LDA for univariate Gaussian likelihood¶

We have already looked at the problem of modeling a group of data points that are drawn from a mixture of Gaussian distributions in BMM for univariate Gaussian likelihood. This is the simplest case of Bayesian mixture modeling. Now what if instead of one group of data points, we have J groups? This adds one level of hierarchy on the representation of the data that needs to be addressed in the model as well. LDA was proposed to solve this problem.

Here we Here we look at the problem of modeling J groups of data points where each grouop is generated by a mixture of Gaussian distributions where it is desired that groups share their mixing components.

We assume:

the variance of these Gaussian components is fixed and known
the mean of these Gaussian components are drawn from another Gaussian distribution

What we are looking for is the mean of inferred Gaussian components after observing the data.

Problem¶

We have $J$ groups of data points. Each group is generated by a mixture of $K$ univariate Gaussian distributions with known variance and unknown means. Assuming J groups share their mixing components, infer the unknown means from the data.

Model¶

$\boldsymbol{\pi}_{j}|\alpha &\sim \text{Dirichlet}\left(\alpha\right)\\ \mu_{k}|\mu_{0},\sigma_{0}^{2} &\sim \mathcal{N}\left(\mu_{0},\sigma_{0}^{2}\right)\\ z_{ji}|\boldsymbol{\pi} &\sim \boldsymbol{\pi}\\ x_{ji}|z_{ji}, \mu_{1:K},\sigma^{2} &\sim \mathcal{N}\left(\mu_{z_{ji}},\sigma^{2}\right)$

Solution¶

Simulate the data¶

First we need to simulate a dataset. For this, we have to specify the parameters of some “true” mixture components and then use the generative process mentioned above to obtain the observations. Each component is a univariate Gaussian distribution. Below, we assume 5 Gaussian distributions with means [1, 2, 3, 4, 5] and variance equal to 0.01.

using BIAS
srand(123)

true_KK = 5                                # number of components
vv = 0.01                                  # fixed variance
true_atoms = [Gaussian1D(kk, vv) for kk = 1:true_KK]

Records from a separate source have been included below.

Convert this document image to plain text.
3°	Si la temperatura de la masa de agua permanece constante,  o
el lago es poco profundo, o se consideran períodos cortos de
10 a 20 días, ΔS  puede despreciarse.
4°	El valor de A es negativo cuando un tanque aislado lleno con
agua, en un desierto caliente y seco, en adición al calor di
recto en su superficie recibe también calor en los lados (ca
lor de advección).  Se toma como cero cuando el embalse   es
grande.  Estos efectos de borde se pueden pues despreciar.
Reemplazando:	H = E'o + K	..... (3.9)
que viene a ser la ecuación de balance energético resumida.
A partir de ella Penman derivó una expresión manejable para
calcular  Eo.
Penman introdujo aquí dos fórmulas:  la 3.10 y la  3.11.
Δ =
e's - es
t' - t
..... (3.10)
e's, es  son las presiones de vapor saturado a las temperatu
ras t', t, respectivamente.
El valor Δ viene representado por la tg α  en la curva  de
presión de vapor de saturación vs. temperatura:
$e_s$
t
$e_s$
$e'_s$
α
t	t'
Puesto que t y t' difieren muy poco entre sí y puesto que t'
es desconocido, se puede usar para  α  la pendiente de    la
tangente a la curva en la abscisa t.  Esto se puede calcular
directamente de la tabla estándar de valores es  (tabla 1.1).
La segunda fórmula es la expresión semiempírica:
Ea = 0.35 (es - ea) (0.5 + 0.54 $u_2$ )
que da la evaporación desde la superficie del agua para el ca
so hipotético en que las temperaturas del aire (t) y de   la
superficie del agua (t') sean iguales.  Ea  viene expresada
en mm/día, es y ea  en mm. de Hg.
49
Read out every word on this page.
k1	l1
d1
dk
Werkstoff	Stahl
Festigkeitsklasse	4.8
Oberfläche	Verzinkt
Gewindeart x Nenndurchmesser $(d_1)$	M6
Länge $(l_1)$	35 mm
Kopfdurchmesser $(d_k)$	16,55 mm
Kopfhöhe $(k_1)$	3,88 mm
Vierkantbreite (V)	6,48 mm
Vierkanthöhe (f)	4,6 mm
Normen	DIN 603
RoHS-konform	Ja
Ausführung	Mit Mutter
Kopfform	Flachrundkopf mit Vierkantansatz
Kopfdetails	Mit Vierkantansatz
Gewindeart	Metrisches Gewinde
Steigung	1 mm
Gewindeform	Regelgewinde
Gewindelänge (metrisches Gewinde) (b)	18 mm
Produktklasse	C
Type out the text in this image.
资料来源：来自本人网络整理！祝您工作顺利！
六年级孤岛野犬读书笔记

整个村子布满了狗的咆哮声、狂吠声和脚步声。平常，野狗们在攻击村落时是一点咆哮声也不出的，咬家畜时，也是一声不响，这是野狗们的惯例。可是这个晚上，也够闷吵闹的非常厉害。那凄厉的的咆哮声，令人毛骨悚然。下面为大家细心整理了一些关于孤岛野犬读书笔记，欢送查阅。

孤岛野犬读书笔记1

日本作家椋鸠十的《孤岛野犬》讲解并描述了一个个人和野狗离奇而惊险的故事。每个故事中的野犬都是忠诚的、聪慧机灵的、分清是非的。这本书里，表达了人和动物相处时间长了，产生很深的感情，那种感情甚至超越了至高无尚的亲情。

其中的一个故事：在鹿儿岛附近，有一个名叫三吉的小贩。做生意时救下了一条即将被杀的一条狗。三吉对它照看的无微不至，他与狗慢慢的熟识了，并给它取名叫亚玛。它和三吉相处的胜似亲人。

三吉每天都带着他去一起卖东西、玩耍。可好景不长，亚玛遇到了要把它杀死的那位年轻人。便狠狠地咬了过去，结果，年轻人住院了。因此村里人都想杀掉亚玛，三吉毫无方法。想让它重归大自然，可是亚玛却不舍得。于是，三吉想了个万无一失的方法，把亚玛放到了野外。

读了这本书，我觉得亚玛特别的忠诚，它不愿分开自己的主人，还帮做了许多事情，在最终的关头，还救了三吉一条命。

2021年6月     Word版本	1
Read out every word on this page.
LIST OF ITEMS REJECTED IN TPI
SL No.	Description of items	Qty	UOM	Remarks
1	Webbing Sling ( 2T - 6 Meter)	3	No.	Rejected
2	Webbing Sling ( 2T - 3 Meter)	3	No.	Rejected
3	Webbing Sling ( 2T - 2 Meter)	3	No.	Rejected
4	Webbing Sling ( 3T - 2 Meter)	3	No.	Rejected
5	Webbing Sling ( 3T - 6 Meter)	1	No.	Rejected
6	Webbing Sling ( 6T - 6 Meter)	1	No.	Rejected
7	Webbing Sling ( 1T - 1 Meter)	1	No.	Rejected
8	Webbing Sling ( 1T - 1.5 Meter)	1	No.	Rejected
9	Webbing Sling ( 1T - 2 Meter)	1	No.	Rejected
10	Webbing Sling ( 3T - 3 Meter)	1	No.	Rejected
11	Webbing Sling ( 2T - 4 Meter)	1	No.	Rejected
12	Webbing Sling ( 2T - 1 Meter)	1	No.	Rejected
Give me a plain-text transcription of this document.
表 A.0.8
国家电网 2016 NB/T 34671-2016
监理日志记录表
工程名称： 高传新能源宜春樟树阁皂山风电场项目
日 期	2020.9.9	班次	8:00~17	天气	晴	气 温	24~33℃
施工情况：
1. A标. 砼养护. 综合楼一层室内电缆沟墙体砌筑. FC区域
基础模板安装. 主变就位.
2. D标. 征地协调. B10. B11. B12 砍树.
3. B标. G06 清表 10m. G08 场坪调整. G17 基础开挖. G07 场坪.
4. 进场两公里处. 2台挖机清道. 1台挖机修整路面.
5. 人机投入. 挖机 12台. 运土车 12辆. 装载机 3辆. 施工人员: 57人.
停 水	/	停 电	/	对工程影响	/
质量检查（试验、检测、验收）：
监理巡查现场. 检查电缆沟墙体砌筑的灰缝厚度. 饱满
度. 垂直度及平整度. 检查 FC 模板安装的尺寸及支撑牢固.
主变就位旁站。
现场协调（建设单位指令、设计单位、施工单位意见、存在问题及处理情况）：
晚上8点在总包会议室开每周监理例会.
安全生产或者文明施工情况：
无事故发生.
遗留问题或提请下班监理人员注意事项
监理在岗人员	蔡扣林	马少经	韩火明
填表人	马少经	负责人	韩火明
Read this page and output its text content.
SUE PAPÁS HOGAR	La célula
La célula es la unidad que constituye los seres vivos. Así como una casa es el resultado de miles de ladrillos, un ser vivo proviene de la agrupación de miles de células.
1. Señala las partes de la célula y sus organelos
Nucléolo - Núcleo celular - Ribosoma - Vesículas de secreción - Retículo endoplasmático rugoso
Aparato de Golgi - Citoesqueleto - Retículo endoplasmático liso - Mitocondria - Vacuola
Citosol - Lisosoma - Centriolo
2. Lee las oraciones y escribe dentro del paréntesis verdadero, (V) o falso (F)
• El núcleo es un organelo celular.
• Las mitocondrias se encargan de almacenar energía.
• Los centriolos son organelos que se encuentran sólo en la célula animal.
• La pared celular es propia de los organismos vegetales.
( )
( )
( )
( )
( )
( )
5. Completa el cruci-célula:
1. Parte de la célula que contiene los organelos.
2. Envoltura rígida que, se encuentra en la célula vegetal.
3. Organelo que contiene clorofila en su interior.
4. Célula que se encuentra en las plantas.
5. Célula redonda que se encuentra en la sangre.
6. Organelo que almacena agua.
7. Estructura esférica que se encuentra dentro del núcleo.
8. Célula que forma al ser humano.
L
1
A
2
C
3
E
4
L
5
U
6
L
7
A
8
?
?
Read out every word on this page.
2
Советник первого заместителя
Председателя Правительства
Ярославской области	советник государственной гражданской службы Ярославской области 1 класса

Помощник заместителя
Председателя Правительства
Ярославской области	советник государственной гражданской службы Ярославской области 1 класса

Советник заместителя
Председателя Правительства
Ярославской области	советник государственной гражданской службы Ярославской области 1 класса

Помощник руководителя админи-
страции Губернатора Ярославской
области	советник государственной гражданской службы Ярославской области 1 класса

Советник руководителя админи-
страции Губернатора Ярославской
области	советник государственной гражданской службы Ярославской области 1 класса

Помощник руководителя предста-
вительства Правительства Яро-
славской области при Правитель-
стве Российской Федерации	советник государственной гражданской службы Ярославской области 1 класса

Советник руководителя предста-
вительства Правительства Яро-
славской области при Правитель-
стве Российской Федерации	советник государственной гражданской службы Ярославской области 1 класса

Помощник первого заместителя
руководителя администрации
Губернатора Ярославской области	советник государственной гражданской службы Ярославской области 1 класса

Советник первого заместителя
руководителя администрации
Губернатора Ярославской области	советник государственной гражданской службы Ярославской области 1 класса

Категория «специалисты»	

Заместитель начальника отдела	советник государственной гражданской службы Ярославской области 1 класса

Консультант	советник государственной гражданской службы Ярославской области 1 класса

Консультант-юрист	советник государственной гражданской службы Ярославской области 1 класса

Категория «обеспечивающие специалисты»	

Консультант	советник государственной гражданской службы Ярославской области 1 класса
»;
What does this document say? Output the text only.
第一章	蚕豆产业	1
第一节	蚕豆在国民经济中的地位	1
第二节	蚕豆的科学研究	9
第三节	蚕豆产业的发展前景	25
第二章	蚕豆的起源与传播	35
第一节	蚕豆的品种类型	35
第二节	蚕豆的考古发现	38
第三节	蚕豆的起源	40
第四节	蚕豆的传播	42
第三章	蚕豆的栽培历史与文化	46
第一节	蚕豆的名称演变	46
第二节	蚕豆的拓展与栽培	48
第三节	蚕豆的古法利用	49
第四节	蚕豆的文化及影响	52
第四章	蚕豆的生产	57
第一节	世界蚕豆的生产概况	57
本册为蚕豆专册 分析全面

Now we simualte the observtaioas from the components.

n_groups  = 1000                                     # number of groups in the corpus, J
n_group_j = 100 * ones(Int, n_groups)                # number of observations in each group

alpha = 0.1
xx = Array(Vector{Float64}, n_groups)
true_zz = Array(Vector{Int}, n_groups)
true_nn = zeros(Int, n_groups, true_KK)
for jj = 1:n_groups
    xx[jj] = zeros(Float64, n_group_j[jj])
    true_zz[jj] = ones(Int, n_group_j[jj])
    theta = BIAS.rand_Dirichlet(alpha .* ones(Float64, true_KK))
    for ii = 1:n_group_j[jj]
        kk = sample(theta)
        true_zz[jj][ii] = kk
        true_nn[jj, kk] += 1
    xx[jj][ii] = sample(true_atoms[kk])
    end
end

Therefore we have 1000 groups, each consisting of 100 data points drawn from 5 univariate Gaussian distributions.

Model construction¶

The prior-likelihood pair of this model is a Gaussian1DGaussian1D component.

m0 = mean(mean(xx))
v0 = 10.0
q0 = Gaussian1DGaussian1D(m0, v0, vv)

Now we construct and instantiate the model:

KK = true_KK
lda_aa = 1.0
lda = LDA(q0, KK, lda_aa)

zz = Array(Vector{Int}, n_groups)
for jj = 1:n_groups
    zz[jj] = ones(Int, n_group_j[jj])
end
init_zz!(lda, zz)

Inferecne¶

Now it is time to run the inference routine:

# posterior distributions posterior_components, nn = posterior(lda, xx, zz)

n_burnins   = 100
n_lags      = 2
n_samples   = 200
store_every = 100
filename    = "demo_LDA_Gaussian1DGaussian1D_"

collapsed_gibbs_sampler!(lda, xx, zz, n_burnins, n_lags, n_samples, store_every, filename)

to obtain the posterior distributions:

julia> posterior_components, nn = posterior(lda, xx, zz)
julia> posterior_components
5-element Array{BIAS.Gaussian1D,1}:
 Gaussian1D distribution
mean: mu=0.9997691504265703, variance: vv=4.827884703354245e-7

 Gaussian1D distribution
mean: mu=4.45205906026365, variance: vv=2.632063454838595e-7

 Gaussian1D distribution
mean: mu=3.009697893083578, variance: vv=9.67585405135266e-7

 Gaussian1D distribution
mean: mu=2.990988787760691, variance: vv=9.2712732842234e-7

 Gaussian1D distribution
mean: mu=2.000400973353594, variance: vv=4.957119675526774e-7

As it is seen, posterior_components are very close to ‘’true’’ components.